Cecilia (Sydney Sweeney) só queria servir a Deus em uma Itália bucólica, muito diferente de seu local de nascimento, os Estados Unidos — mas um mal-estar inesperado muda tudo. Mesmo sendo virgem, ela está grávida. Sem sexo e sem a visita de um arcanjo, a jovem freira não sabe como ocorreu a concepção e se assusta com o ser misterioso que cresce em seu ventre. Não demora muito para que ela seja elevada à categoria de Virgem Maria reencarnada pelos colegas de hábito. Pelos preceitos da fé, ela será obrigada a ter o bebê e criá-lo como o novo Messias, mas sinais suspeitos mostram que não há nada de divino nesta concepção. Na verdade, a jovem está no centro de uma conspiração macabra. O enredo do filme de terror Imaculado (Imaculado; NÓS; 2024), atualmente em exibição nos cinemas, traz truques clássicos do gênero — freiras sacrílegas, reviravoltas e sangue abundante —, mas é nos horrores mundanos que o roteiro ganha força e, de fato, assusta: há a perda de controle sobre o próprio corpo, a alienação sustentada pelas autoridades e o detrimento da saúde da mulher em favor da viabilidade da sua gravidez.
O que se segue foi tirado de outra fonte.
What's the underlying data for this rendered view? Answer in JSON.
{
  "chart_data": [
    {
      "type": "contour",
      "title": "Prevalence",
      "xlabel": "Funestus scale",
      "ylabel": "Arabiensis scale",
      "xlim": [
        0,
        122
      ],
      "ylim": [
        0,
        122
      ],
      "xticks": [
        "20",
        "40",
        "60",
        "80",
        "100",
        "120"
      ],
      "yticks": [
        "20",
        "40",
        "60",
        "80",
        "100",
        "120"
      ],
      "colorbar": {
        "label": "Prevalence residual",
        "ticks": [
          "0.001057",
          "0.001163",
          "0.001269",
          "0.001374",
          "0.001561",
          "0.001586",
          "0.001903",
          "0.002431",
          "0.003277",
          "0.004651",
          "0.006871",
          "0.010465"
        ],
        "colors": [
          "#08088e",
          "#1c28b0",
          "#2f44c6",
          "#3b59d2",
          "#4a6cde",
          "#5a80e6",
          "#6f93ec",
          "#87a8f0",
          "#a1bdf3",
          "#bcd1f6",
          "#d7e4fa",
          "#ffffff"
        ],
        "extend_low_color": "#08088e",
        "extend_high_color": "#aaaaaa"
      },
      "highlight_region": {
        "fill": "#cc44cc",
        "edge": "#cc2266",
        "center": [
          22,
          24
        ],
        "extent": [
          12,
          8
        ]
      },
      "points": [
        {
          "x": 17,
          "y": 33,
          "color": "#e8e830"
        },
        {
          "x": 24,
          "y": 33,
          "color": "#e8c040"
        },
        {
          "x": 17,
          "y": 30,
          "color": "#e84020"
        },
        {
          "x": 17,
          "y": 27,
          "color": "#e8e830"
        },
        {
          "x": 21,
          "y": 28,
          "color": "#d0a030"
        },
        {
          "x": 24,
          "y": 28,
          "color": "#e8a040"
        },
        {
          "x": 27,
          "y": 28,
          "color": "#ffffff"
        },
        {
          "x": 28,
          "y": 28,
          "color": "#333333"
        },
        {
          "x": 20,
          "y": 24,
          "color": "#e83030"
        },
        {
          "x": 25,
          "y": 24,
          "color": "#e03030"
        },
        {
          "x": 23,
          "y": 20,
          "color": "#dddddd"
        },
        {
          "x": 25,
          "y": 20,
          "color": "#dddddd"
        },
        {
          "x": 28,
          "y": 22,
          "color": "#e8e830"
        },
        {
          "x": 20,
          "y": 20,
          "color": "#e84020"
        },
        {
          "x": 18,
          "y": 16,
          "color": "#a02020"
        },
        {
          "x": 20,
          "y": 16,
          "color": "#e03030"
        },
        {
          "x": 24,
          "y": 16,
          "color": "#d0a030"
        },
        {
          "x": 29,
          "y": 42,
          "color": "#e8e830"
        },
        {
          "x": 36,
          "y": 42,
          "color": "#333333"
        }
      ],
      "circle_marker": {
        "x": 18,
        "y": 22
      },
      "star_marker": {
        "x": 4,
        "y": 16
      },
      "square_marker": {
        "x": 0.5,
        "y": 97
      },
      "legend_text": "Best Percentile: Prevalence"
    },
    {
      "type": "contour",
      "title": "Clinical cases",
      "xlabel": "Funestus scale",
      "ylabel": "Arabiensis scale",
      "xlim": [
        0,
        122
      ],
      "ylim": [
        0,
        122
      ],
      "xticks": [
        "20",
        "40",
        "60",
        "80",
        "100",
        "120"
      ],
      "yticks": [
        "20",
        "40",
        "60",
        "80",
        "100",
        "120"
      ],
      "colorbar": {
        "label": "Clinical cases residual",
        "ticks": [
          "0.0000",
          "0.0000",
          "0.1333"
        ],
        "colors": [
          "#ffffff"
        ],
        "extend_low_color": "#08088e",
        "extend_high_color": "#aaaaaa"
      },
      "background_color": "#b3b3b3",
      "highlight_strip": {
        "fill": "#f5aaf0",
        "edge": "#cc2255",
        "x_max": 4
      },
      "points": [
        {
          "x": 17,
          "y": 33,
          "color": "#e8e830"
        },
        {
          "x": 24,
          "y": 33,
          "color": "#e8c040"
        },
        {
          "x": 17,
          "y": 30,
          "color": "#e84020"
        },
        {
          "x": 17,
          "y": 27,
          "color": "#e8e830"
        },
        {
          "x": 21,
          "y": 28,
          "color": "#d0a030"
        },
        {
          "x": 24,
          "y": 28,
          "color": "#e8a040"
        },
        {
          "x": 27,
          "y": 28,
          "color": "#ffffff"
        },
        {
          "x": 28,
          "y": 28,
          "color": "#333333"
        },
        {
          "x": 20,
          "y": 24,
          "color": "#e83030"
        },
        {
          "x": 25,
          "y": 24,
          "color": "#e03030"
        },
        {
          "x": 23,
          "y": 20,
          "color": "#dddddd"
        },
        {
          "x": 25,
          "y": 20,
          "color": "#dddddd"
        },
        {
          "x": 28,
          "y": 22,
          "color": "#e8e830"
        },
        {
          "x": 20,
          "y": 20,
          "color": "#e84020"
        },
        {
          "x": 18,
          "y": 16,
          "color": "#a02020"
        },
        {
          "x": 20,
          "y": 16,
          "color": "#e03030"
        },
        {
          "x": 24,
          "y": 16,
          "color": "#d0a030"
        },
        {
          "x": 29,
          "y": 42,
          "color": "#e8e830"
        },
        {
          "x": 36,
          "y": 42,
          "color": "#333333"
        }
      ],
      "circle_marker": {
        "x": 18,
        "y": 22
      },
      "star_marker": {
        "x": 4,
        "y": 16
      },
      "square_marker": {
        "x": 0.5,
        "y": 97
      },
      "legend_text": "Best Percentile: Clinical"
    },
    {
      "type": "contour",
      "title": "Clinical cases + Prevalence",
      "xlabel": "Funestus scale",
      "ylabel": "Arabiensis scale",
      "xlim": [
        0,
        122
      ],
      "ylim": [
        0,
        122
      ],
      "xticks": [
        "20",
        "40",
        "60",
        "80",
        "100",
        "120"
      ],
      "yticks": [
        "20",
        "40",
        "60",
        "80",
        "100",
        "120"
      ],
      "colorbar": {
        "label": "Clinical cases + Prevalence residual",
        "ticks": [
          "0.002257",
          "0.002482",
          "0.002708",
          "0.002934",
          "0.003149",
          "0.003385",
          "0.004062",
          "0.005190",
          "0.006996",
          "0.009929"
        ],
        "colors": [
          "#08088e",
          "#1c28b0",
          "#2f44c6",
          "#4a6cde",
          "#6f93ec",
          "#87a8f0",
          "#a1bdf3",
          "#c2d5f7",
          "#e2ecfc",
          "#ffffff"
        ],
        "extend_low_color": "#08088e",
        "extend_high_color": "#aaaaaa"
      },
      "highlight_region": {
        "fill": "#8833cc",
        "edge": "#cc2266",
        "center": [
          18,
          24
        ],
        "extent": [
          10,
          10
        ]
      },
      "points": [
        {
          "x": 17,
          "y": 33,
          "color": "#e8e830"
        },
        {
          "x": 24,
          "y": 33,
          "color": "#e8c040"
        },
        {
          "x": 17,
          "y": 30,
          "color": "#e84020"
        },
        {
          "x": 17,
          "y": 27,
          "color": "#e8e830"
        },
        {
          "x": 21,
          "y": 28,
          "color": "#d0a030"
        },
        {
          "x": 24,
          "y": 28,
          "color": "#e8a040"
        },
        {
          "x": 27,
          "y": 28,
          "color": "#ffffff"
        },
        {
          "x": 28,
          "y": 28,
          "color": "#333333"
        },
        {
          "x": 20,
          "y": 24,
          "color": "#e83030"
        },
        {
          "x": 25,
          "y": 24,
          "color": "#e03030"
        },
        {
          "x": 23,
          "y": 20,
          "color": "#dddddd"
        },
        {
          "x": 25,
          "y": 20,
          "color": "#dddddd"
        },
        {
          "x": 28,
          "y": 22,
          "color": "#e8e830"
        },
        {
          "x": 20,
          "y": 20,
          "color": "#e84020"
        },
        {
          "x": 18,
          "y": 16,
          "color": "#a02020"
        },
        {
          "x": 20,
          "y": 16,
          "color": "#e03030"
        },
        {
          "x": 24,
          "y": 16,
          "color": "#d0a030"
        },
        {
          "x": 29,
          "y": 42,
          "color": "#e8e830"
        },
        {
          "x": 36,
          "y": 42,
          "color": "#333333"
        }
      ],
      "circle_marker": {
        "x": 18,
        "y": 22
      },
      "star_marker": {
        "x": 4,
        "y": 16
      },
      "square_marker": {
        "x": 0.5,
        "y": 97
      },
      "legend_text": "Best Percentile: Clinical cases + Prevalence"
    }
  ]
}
O Bebê de Rosemary – Ira Levin
Estes são receios enfrentados pelas mulheres em todo o mundo — e, desde Junho de 2022, também pelos americanos que perderam a protecção constitucional do direito ao aborto. As analogias do filme com o mundo real não são sutis. Segundo o cineasta Michael Mohan e Sweeney — também produtor —, a interpretação da mensagem por trás do filme cabe ao espectador: mas a campanha de marketing aproveitou a polêmica. Nos Estados Unidos, as reações dos conservadores transformaram-se em slogans publicitários, como os protestos que acusaram o filme de ser “uma blasfêmia satanista, feminista, pró-aborto e anti-vida” e que “degrada os cristãos e zomba de Maria”. O resultado: Imaculado teve o melhor fim de semana de inauguração da distribuidora.
O Exorcista – William Peter Blatty
O filme não se limita a provocações baratas, nem está sozinho — pelo contrário, avoluma uma onda de horror atual que responde, de forma positiva ou negativa (Veja abaixo), à revogação do aborto nos Estados Unidos, onde catorze estados proibiram o procedimento e outros sete reduziram o intervalo de tempo em que é permitido.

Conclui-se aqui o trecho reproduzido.